P (Perception) - é onde o médico tenta compreender o quanto o paciente sabe e entende da situação. Pode-se perguntar: "O que o senhor sabe sobre a situação?". Ou: "O que a senhora imagina que o exame mostrou?"
I (invitation) - aqui se deve saber se o paciente prefere receber todas as informações ou se ele prefere que as informações sejam repassadas para um determinado familiar. Alguns pacientes idosos podem dizer: "tudo sobre a minha situação o senhor pode falar para minha filha que ela resolve. O que ela achar importante ela me passa depois".
É sempre importante lembrar que todo paciente tem o direito de saber o que tem, mas também é direito dele não querer saber. Em alguns casos, familiares pedem para que o paciente não seja informado. Porém, cabe ao médico informar que se o paciente é lúcido e deseja saber, ele tem esse direito. Ou seja, caso o paciente deixe claro que não quer saber da notícia, o médico pode omitir aquela informação para ele e repassar apenas para o familiar. Já se o paciente pergunta de forma direta e clara se possui um determinado diagnóstico (ex: câncer), o médico não pode mentir sobre o diagnóstico.
(Warning Shot) - esse passo não está necessariamente no protocolo, porém é uma chave utilizada para iniciar a comunicação da notícia. A tradução livre é “tiro de aviso". Consiste em dar avisos do que está por vir. Exemplo: "Infelizmente não tenho boas notícias para dizer".

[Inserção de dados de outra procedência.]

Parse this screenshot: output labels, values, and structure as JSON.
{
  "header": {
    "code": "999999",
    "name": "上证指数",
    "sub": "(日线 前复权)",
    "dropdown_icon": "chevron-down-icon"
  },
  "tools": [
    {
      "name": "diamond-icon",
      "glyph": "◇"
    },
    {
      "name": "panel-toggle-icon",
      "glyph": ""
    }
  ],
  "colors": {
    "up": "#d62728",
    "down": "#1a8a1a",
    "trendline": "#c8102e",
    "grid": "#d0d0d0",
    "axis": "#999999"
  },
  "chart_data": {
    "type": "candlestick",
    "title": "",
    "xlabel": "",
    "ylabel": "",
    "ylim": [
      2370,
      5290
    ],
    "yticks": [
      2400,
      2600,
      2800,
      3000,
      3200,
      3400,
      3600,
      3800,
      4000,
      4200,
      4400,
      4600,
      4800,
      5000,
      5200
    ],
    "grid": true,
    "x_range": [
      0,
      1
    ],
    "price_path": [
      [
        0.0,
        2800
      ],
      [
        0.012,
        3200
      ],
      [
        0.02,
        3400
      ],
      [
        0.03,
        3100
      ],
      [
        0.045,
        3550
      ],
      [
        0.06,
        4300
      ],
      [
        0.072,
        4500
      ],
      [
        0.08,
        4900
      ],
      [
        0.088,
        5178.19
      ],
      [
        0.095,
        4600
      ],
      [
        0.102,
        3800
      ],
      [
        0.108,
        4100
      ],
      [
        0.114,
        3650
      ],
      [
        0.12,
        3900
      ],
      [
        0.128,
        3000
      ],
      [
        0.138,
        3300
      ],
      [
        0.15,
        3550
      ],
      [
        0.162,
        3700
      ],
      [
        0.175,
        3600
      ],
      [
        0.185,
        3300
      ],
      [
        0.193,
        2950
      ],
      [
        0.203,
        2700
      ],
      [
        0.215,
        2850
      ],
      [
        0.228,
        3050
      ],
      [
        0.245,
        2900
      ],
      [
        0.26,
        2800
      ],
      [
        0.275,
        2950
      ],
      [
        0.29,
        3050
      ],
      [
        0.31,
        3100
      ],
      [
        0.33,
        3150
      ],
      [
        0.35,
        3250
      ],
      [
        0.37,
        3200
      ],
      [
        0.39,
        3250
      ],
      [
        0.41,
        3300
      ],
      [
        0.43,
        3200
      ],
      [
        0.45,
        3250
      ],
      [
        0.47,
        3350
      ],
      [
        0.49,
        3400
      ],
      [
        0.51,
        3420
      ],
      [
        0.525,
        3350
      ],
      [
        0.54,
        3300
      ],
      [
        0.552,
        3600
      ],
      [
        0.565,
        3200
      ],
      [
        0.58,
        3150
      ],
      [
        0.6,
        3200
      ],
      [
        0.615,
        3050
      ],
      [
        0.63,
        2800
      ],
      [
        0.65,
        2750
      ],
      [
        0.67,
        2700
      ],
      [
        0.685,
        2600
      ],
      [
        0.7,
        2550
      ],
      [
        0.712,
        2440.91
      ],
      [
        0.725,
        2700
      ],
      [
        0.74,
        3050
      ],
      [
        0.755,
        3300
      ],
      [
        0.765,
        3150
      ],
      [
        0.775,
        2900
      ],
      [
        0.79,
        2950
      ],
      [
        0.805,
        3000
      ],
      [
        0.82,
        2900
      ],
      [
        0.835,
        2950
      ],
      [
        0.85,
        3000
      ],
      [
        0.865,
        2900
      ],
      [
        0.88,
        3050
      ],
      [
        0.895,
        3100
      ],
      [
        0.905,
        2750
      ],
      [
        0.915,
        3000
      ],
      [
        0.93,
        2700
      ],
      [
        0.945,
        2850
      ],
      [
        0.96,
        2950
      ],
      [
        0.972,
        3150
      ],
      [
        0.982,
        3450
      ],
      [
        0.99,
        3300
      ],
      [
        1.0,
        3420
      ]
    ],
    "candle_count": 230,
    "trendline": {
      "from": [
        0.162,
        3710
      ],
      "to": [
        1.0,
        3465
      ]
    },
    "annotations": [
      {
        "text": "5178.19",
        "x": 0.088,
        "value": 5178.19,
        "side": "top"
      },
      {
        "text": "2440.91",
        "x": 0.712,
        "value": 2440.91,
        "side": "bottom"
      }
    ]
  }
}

Além disso, é necessário lembrar que não se pode apenas falar sem parar. Às vezes o paciente precisa de tempo para assimilar e ainda, para fazer perguntas ou confirmar as informações.
K (Knowledge) - as informações são passadas ao paciente, de forma clara e sem a utilização de palavras complicadas ou muito técnicas. O profissional precisa perceber até onde ele está sendo entendido. A forma com que essa passagem de informação é feita afeta a adesão ao tratamento e outros fatores.
Para saber lidar com essa fase e com a seguinte do protocolo SPIKE, utiliza-se também da estratégia NURSE.
Após passar a situação ao paciente ou familiar, ele entrará para a etapa E (Emotions). Essa é considerada a parte mais difícil. O médico precisa entender se deve prosseguir ou não com a comunicação.
É neste momento que se utiliza a NURSE (Naming, Understanding, Respecting, Supporting, Exploring). O objetivo é abordar as emoções que o paciente terá.
1- Nomear o que o paciente está sentindo.
2- Compreender a situação e a emoção, validar aquilo que já foi dito, então perguntar: “o que você entende sobre tudo isso?”
3- Demonstrar respeito ao que a pessoa está sentindo, não necessariamente verbalizar, mas demonstrar esse respeito.
4- Demonstrar apoio e conversar sobre estratégias de enfrentamento, quais podem ser os próximos passos.
5- Focar no que o receptor quer saber, se ele quer saber mais. Explorar o que fazer a seguir.
S (Strategy and summary) - esse é o último passo do protocolo SPIKES. Pergunte ao seu paciente se ele está pronto para prosseguir a discussão. Perguntar o que ele entende até ali. Se ele estiver pronto, discutir estratégias e quais serão os próximos passos.
*É importante o profissional se colocar à disposição para passar a notícia para a família, às vezes, marcar um outro encontro para que esse paciente não precise passar essa informação sozinho para os familiares*
O protocolo SPIKES tem como objetivo auxiliar, mas vale lembrar que não é uma regra engessada, pode e deve ser adaptada às situações.
Conclusão
O protocolo SPIKES nos ajuda a sistematizar a comunicação de más notícias para nosso paciente.